Le duc se leva précipitamment, fit deux ou trois fois le tour de la chambre d’un air égaré, puis revint prendre la main de Marguerite.

Cette main était raide et glacée.

— Adieu, ma sœur, dit-il ; vous n’avez pas voulu me comprendre, ne vous en prenez donc qu’à vous des malheurs qui pourront vous arriver.

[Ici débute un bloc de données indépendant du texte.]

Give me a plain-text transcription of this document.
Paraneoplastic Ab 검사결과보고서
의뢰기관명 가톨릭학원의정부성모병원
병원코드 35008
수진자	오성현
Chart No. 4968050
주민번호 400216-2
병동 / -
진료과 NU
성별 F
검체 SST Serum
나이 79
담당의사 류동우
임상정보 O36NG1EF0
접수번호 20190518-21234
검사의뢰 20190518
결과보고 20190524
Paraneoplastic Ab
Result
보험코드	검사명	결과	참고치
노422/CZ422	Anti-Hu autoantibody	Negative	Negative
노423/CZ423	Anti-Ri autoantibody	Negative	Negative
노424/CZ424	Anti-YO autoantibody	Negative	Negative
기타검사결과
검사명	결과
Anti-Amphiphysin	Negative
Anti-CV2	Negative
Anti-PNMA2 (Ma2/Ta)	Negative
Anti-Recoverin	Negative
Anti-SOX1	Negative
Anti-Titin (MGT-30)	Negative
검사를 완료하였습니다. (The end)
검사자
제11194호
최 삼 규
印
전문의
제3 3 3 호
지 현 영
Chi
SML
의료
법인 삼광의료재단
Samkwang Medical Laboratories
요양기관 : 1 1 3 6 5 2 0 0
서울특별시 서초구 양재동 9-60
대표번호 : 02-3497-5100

Marguerite pâlit, mais demeura immobile à sa place. Elle vit sortir le duc d’Alençon sans faire un signe pour le rappeler ; mais à peine l’avait-elle perdu de vue dans le corridor qu’il revint sur ses pas.

— Écoutez, Marguerite, dit-il, j’ai oublié de vous dire une chose : c’est que demain, à pareille heure, le roi de Navarre sera mort.

Marguerite poussa un cri ; car cette idée qu’elle était l’instrument d’un assassinat lui causait une épouvante qu’elle ne pouvait surmonter.

— Et vous n’empêcherez pas cette mort ? dit-elle ; vous ne sauverez pas votre meilleur et votre plus fidèle allié ?

— Depuis hier, mon allié n’est plus le roi de Navarre.

— Et qui est-ce donc, alors ?

— C’est M. de Guise. En détruisant les huguenots, on a fait M. de Guise roi des catholiques.